Interesting. He didn’t know what she’d ordered us to do. “Nothing, really,” I said. “Indefinite leave of absence for me and Sister Svangerd.”
“It must be my birthday and nobody mentioned it. Anything else?”
“Travel money,” I said. “And a ticket for the Stack.”
“Really? Usually you write your own. Or she breaks in after dark and helps herself. Still, if you want one, you shall have one. This office is only too happy to cooperate with the holy mother to the fullest extent of its resources.”
The look on his face wasn’t one I’d normally associate with happiness. “I’ll be sure to tell her you said that,” I said. I paused, waiting. “The tickets.”
He grinned and pushed a scrap of blank parchment across the desk at me. “Like I said, write them yourself. I can’t be bothered.”
Fine. If anything went wrong, he could swear on oath that any authorisations we claimed to have received from his office were forgeries. “Like that, is it?”
“I have no idea what you mean.”
I picked up the parchment and tucked it in my sleeve. “Thank you,” I said.
“Piss off.” I was pissing off when he called me back. “Word of advice,” he said.
“Yes?”
I like to think I can read faces. “This investigation,” he said. “The one she’s here for. There really is nothing to find. But I get the impression Tysapherna’s not the sort who lets facts get in the way of a good opinion. I don’t like it that she’s using my people rather than her personal goons.”
“Oddly enough, neither do I.”
“There’s a possibility,” he went on, “remote but nonetheless real, that you two are being set up to fail. Messily, all over the place. For all I know, that’s the whole point of this caper.”
Well, of course. Not having been born yesterday, I had already considered the possibility.
Abbot Simocatta is known to have a keen, possibly unhealthy fascination with obscure old books.
If he were to cause a serious diplomatic incident in furtherance of his lust for a really nasty old book, he’d be charcoal, and the fact that he hadn’t actually done anything – anything else – wrong would be neither here nor there.
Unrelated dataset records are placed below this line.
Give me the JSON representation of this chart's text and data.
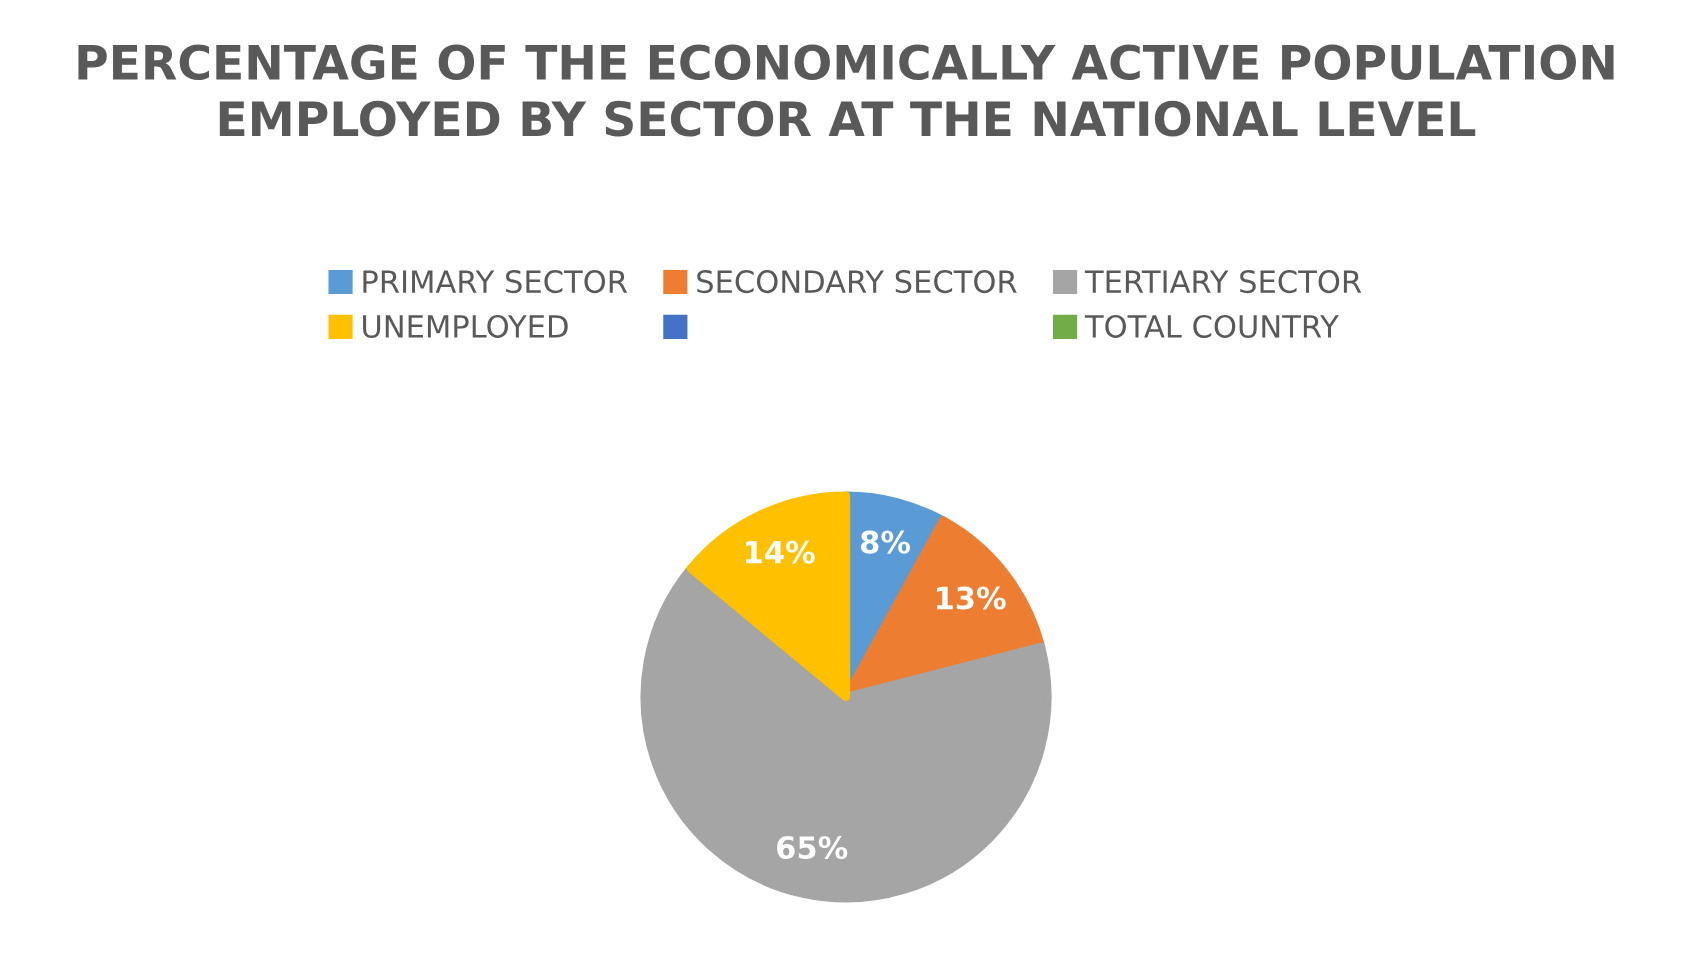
{
  "chart_data": {
    "type": "pie",
    "title": "PERCENTAGE OF THE ECONOMICALLY ACTIVE POPULATION EMPLOYED BY SECTOR AT THE NATIONAL LEVEL",
    "categories": [
      "PRIMARY SECTOR",
      "SECONDARY SECTOR",
      "TERTIARY SECTOR",
      "UNEMPLOYED",
      null,
      "TOTAL COUNTRY"
    ],
    "values": [
      8,
      13,
      65,
      14,
      0,
      0
    ],
    "colors": [
      "#5b9bd5",
      "#ed7d31",
      "#a5a5a5",
      "#ffc000",
      "#4472c4",
      "#70ad47"
    ],
    "value_labels": [
      "8%",
      "13%",
      "65%",
      "14%",
      null,
      null
    ],
    "legend": "top"
  }
}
There was no need to say anything, so I didn’t.
“So,” he went on, “don’t screw up. That’s an order.”
“Noted.”
“And if you do screw up, don’t come back. That’s friendly advice.”
“Thank you.”
“Now go away. I really wish to God she’d picked on somebody else for this, but you’ve got to hand it to her. She’s smart. My own fault, I guess, for having you two maniacs on the staff.”
I have no pride, but even so. “We can do this,” I said. “We handled it all right in Choris. This can’t possibly be as bad.”
He looked at me. Sometimes I wonder why we bother with language.